Command, You can manually verify the napt penetration. For ease of operation, we recommend that you use a remote login software that allows you to directly operate on all related computers on one machine.
People can complete all the work. That's how I did it. If you are interested or experienced, send a letter to us to criticize and correct the situation and make progress together.

Address: http://blog.donews.com/zwell/archive/2006/01/25/708473.aspx

Contact Us

The content source of this page is from Internet, which doesn't represent Alibaba Cloud's opinion; products and services mentioned on that page don't have any relationship with Alibaba Cloud.
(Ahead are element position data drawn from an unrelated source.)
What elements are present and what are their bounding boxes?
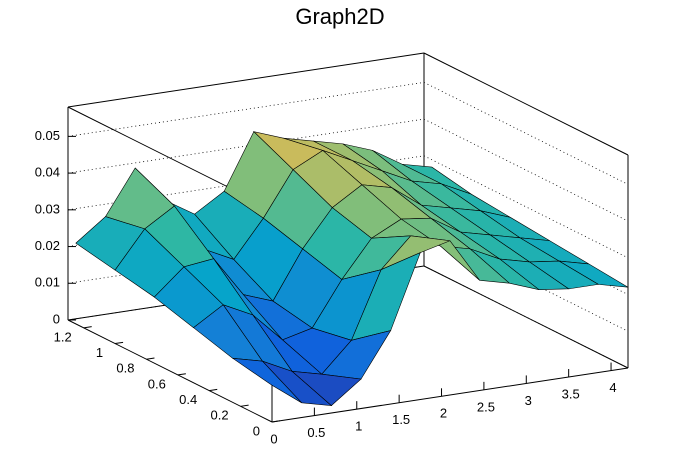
box-edge bbox=[423, 265, 629, 369]
y-tick-label: 0.4 bbox=[179, 392, 197, 407]
z-tick-label: 0.01 bbox=[35, 275, 60, 290]
x-tick-label: 3 bbox=[525, 393, 532, 408]
z-tick-label: 0 bbox=[53, 311, 60, 326]
y-tick-label: 0.2 bbox=[211, 408, 229, 423]
y-tick-label: 1 bbox=[96, 345, 103, 360]
z-tick-label: 0.04 bbox=[35, 165, 60, 180]
grid-line bbox=[67, 118, 629, 222]
y-tick-label: 0 bbox=[253, 423, 260, 438]
y-tick bbox=[146, 357, 155, 360]
chart-title: Graph2D bbox=[295, 4, 384, 29]
x-tick-label: 3.5 bbox=[562, 386, 580, 401]
y-tick-label: 0.6 bbox=[148, 376, 166, 391]
surface-cell bbox=[231, 357, 302, 404]
y-tick-label: 1.2 bbox=[54, 329, 72, 344]
z-tick-label: 0.05 bbox=[35, 128, 60, 143]
y-tick-label: 0.8 bbox=[116, 361, 134, 376]
y-tick bbox=[177, 373, 186, 376]
x-tick-label: 2.5 bbox=[477, 399, 495, 414]
y-tick bbox=[83, 326, 92, 329]
y-tick bbox=[115, 341, 124, 345]
box-edge bbox=[423, 52, 629, 156]
x-tick-label: 2 bbox=[440, 406, 447, 421]
x-tick-label: 0 bbox=[270, 431, 277, 446]
grid-line bbox=[67, 155, 629, 259]
box-edge bbox=[67, 52, 425, 108]
y-tick bbox=[271, 420, 281, 423]
x-tick-label: 1 bbox=[355, 419, 362, 434]
x-tick-label: 4 bbox=[609, 380, 616, 395]
x-tick-label: 0.5 bbox=[307, 425, 325, 440]
box-edge bbox=[67, 319, 273, 423]
y-tick bbox=[240, 404, 249, 407]
grid-line bbox=[67, 81, 629, 185]
x-tick-label: 1.5 bbox=[392, 412, 410, 427]
y-tick bbox=[209, 388, 218, 392]
z-tick-label: 0.02 bbox=[35, 238, 60, 253]
z-tick-label: 0.03 bbox=[35, 201, 60, 216]
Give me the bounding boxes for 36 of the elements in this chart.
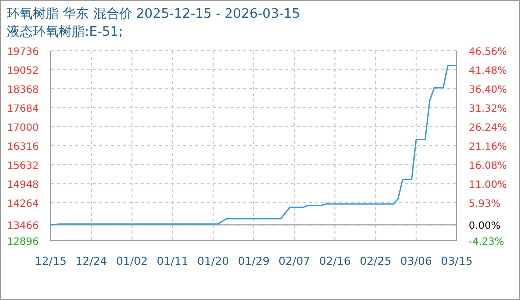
y-tick-label: 18368: [7, 85, 39, 96]
x-tick-label: 01/11: [156, 254, 189, 268]
y-tick-label: 16316: [7, 142, 39, 153]
x-tick-label: 02/07: [278, 254, 310, 268]
line-series: [51, 65, 457, 226]
y-tick-label: 14264: [7, 199, 39, 210]
x-tick-label: 03/15: [441, 254, 473, 268]
y2-tick-label: 5.93%: [469, 198, 501, 210]
y2-tick-label: 31.32%: [469, 104, 508, 116]
y-tick-label: 17684: [7, 104, 39, 115]
y2-tick-label: 21.16%: [469, 142, 508, 154]
chart-subtitle: 液态环氧树脂:E-51;: [7, 24, 124, 41]
x-tick-label: 01/02: [116, 254, 148, 268]
x-tick-label: 02/25: [360, 254, 392, 268]
y2-tick-label: 16.08%: [469, 161, 508, 172]
y2-tick-label: 41.48%: [469, 66, 508, 78]
y-tick-label: 15632: [7, 161, 39, 172]
y2-tick-label: 11.00%: [469, 180, 508, 192]
chart-title: 环氧树脂 华东 混合价 2025-12-15 - 2026-03-15: [7, 6, 300, 23]
y2-tick-label: 46.56%: [469, 47, 508, 58]
y2-tick-label: 36.40%: [469, 85, 508, 96]
y-tick-label: 19052: [7, 66, 39, 77]
y2-tick-label: -4.23%: [469, 237, 504, 248]
x-tick-label: 03/06: [400, 254, 432, 268]
y2-tick-label: 0.00%: [469, 221, 501, 232]
y-tick-label: 12896: [7, 237, 39, 248]
x-tick-label: 01/20: [198, 254, 230, 268]
y-tick-label: 19736: [7, 47, 39, 58]
x-tick-label: 12/15: [35, 254, 67, 268]
y-tick-label: 14948: [7, 180, 39, 191]
x-tick-label: 01/29: [238, 254, 270, 268]
x-tick-label: 02/16: [319, 254, 352, 268]
x-tick-label: 12/24: [76, 254, 108, 268]
y-tick-label: 17000: [7, 123, 39, 134]
y2-tick-label: 26.24%: [469, 123, 508, 134]
y-tick-label: 13466: [7, 221, 39, 232]
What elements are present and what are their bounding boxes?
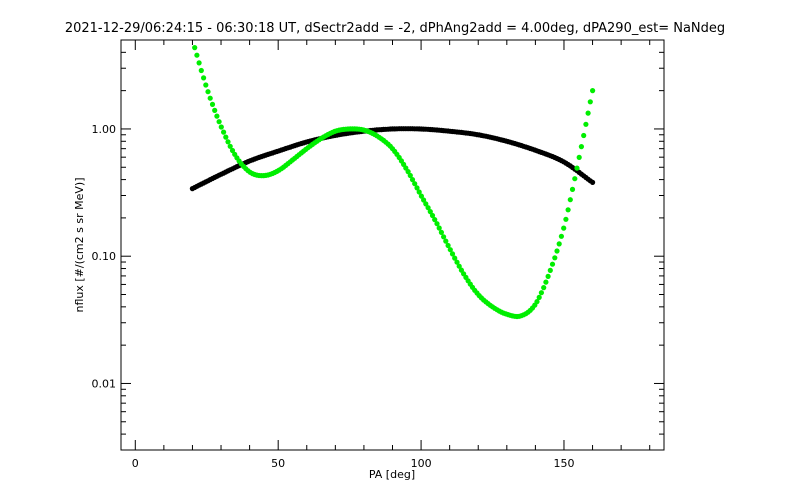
series-1-point (207, 95, 213, 101)
series-1-point (449, 251, 456, 257)
x-tick-label: 0 (132, 457, 139, 470)
series-1-point (409, 177, 416, 183)
series-1-point (563, 216, 569, 222)
series-1-point (416, 189, 422, 195)
series-1-point (225, 139, 231, 145)
x-tick-label: 100 (411, 457, 432, 470)
series-1-point (192, 45, 198, 51)
series-1-point (212, 107, 218, 113)
series-1-point (545, 273, 551, 279)
series-1-point (438, 229, 444, 235)
series-1-point (198, 67, 204, 74)
series-1-point (552, 255, 558, 261)
x-axis-label: PA [deg] (369, 468, 415, 481)
series-1-point (454, 259, 460, 265)
series-1-point (436, 225, 442, 231)
series-1-point (572, 176, 578, 182)
x-tick-label: 150 (553, 457, 574, 470)
series-1-point (567, 197, 573, 203)
series-1-point (223, 134, 229, 140)
series-1-point (201, 75, 207, 81)
series-1-point (565, 207, 571, 213)
series-1-point (434, 221, 440, 227)
chart-title: 2021-12-29/06:24:15 - 06:30:18 UT, dSect… (65, 21, 725, 36)
series-1-point (196, 60, 202, 66)
series-1-point (209, 101, 216, 107)
series-1-point (541, 285, 547, 291)
series-1-point (443, 238, 449, 244)
series-1-point (194, 52, 200, 58)
series-layer (189, 45, 596, 320)
series-1-point (425, 205, 431, 211)
series-1-point (216, 119, 222, 125)
axis-ticks: 0 50 100 150 0.01 0.10 1.00 (92, 39, 664, 470)
series-1 (192, 45, 596, 320)
series-1-point (543, 279, 549, 285)
series-1-point (227, 143, 233, 149)
y-tick-label: 1.00 (92, 123, 117, 136)
series-1-point (581, 132, 587, 139)
y-axis-label: nflux [#/(cm2 s sr MeV)] (73, 178, 86, 313)
series-1-point (538, 290, 545, 296)
series-1-point (456, 263, 462, 269)
x-tick-label: 50 (271, 457, 285, 470)
series-1-point (407, 172, 413, 179)
series-1-point (554, 248, 560, 254)
series-1-point (558, 233, 565, 239)
series-1-point (218, 124, 224, 130)
series-1-point (441, 234, 447, 240)
series-1-point (549, 261, 556, 267)
plot-frame (120, 39, 665, 451)
series-1-point (590, 88, 596, 94)
series-1-point (561, 225, 567, 231)
series-0-point (590, 179, 596, 185)
series-1-point (421, 197, 427, 203)
series-1-point (412, 181, 418, 187)
series-1-point (414, 185, 420, 191)
series-1-point (452, 255, 458, 261)
series-1-point (432, 217, 438, 223)
series-1-point (576, 154, 582, 160)
y-tick-label: 0.10 (92, 250, 117, 263)
series-1-point (203, 82, 209, 88)
series-1-point (405, 169, 411, 175)
series-1-point (574, 165, 580, 171)
series-0 (189, 126, 596, 192)
series-1-point (556, 241, 562, 247)
series-1-point (427, 209, 433, 215)
series-1-point (429, 212, 436, 219)
series-1-point (583, 121, 589, 127)
series-1-point (569, 186, 576, 192)
series-1-point (229, 147, 236, 154)
series-1-point (447, 247, 453, 253)
series-1-point (221, 129, 227, 135)
series-1-point (547, 267, 553, 273)
series-1-point (205, 89, 211, 95)
series-1-point (578, 144, 585, 150)
series-1-point (423, 201, 429, 207)
series-1-point (418, 193, 424, 199)
series-1-point (587, 99, 593, 105)
y-tick-label: 0.01 (92, 377, 117, 390)
series-1-point (445, 242, 451, 249)
series-1-point (214, 113, 220, 119)
series-1-point (534, 299, 540, 305)
series-1-point (536, 294, 542, 300)
series-1-point (585, 110, 591, 116)
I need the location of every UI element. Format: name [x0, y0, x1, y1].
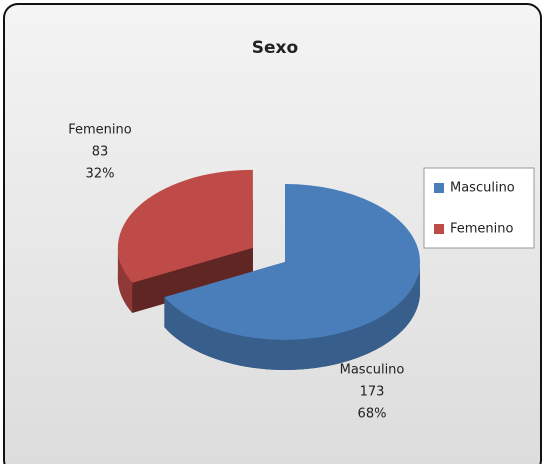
pie-slice [164, 184, 420, 340]
data-label-value: 173 [360, 385, 385, 400]
data-label-name: Masculino [340, 363, 405, 378]
pie-slice [117, 169, 253, 283]
legend-label: Femenino [450, 222, 514, 237]
slice-cut-face [132, 247, 253, 313]
legend-swatch [434, 183, 444, 193]
legend-swatch [434, 224, 444, 234]
slice-side [164, 262, 420, 370]
slice-side [117, 247, 133, 313]
data-label-value: 83 [92, 145, 109, 160]
legend [423, 167, 535, 249]
chart-title: Sexo [252, 38, 298, 58]
chart-frame [3, 3, 542, 464]
data-label-percent: 32% [86, 167, 115, 182]
data-label-name: Femenino [68, 123, 132, 138]
data-label-percent: 68% [358, 407, 387, 422]
legend-label: Masculino [450, 181, 515, 196]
If the content of the page makes you feel confusing, please write us an email, we will handle the problem within 5 days after receiving your email.

If you find any instances of plagiarism from the community, please send an email to: info-contact@alibabacloud.com and provide relevant evidence. A staff member will contact you within 5 working days.

A Free Trial That Lets You Build Big!

Start building with 50+ products and up to 12 months usage for Elastic Compute Service

  • Sales Support

    1 on 1 presale consultation

  • After-Sales Support

    24/7 Technical Support 6 Free Tickets per Quarter Faster Response

  • Alibaba Cloud offers highly flexible support services tailored to meet your exact needs.